Operating on the right with Buchanan, Koné and David, he became the key to Canada’s wide overloads. He surged forward, combined in tight spaces, and still managed to protect his flank. He finished with an assist on Canada’s second goal, four accurate crosses and six big chances created — a remarkable haul for a defender under disciplinary threat.
He also did it all without crossing the referee’s line. No yellow. No suspension. Still available for Switzerland, with bookings wiped before the Round of 16.
“We knew that the idea was kind of to build up against the Akram Afif. He's a maverick; you could see some of the quality he had on the ball,” Johnston explained. “Defensively, though, the idea was to play against him, make him defend, because we didn't think he was going to. We're trying to find that balance of me being in the defensive three in a build-up, but then also give me the license, as I have with my club, to really join in and help Tajon.”
His influence wasn’t just tactical. When Koné went down, Johnston, one of the most vocal figures in the dressing room, moved quickly to steady teammates and keep eyes on the bigger picture, even as he kept stealing glances at his stricken colleague.
On a night when Canada’s stars shone, Johnston’s mix of edge, intelligence and leadership underlined why he has become indispensable.
Qatar crumble again
For Qatar, this was a return to a familiar nightmare.
Four years after finishing bottom of their own home World Cup, they looked overwhelmed again, this time against co-hosts Canada. The resilience they had shown in a gritty 1-1 draw with Switzerland, capped by a late equaliser, vanished under the red tide.
They struggled to cope with Canada’s intensity, with the speed of the ball, with the relentlessness of the press. Where Switzerland had been forced into a fight, Canada turned the contest into a rout.
Julen Lopetegui has managed on some of football’s biggest stages, but he couldn’t keep his team calm or compact. The structure frayed, the distances grew, and the gaps David and Larin needed opened up all over the pitch.
Qatar will almost certainly exit at the group stage and will do so without two starters in their final game. If Thursday’s collapse is any indication of where this project stands, the road back to a World Cup might be long.
From doubt to belief
The story of Canada’s World Cup so far has been written on the front line.
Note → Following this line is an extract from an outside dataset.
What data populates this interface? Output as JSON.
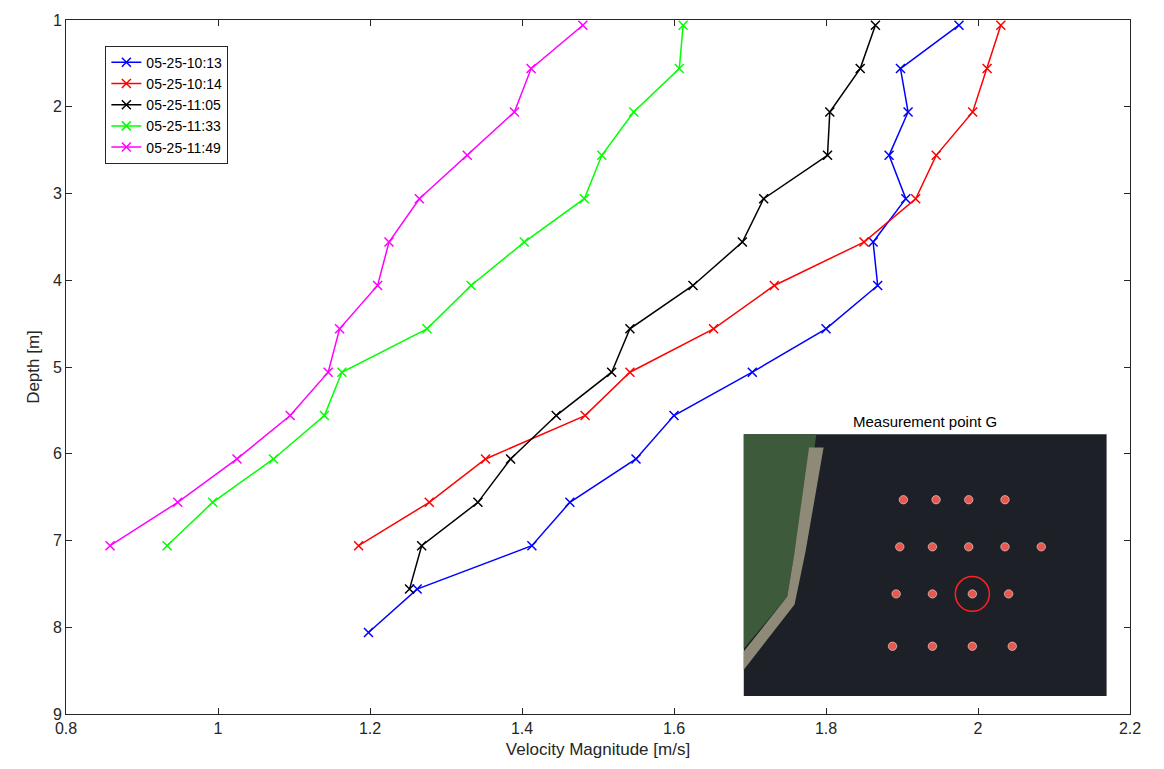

Before Bosnia, the noise circled around Larin. Was he still the man to lead the line? Marsch answered that by dropping him for Tani Oluwaseyi. Larin’s response has been emphatic: two games, two goals, and a renewed sense of menace.
Once Larin quieted his doubters in Toronto, the conversation shifted to David. Was the country’s all-time leading scorer truly built for this stage? His hat-trick against Qatar, on top of his assist for Larin’s opener, tore that script to shreds.
With a resounding win, Canada did more than keep their tournament alive. They showed they can dominate at this level, not just hang on. They did it without Davies, buying their captain another week to sharpen up before a showdown with Switzerland that will likely decide the top of Group B.
They also did it knowing they’ll have to move forward without the midfielder who had become their quiet conductor.
Now, the task is clear: channel the loss of Koné into something larger, carry him with them as the stage gets bigger, the lights get harsher, and the stakes rise. The goals have started to flow. The belief has followed.
What Canada do with it from here will define their World Cup.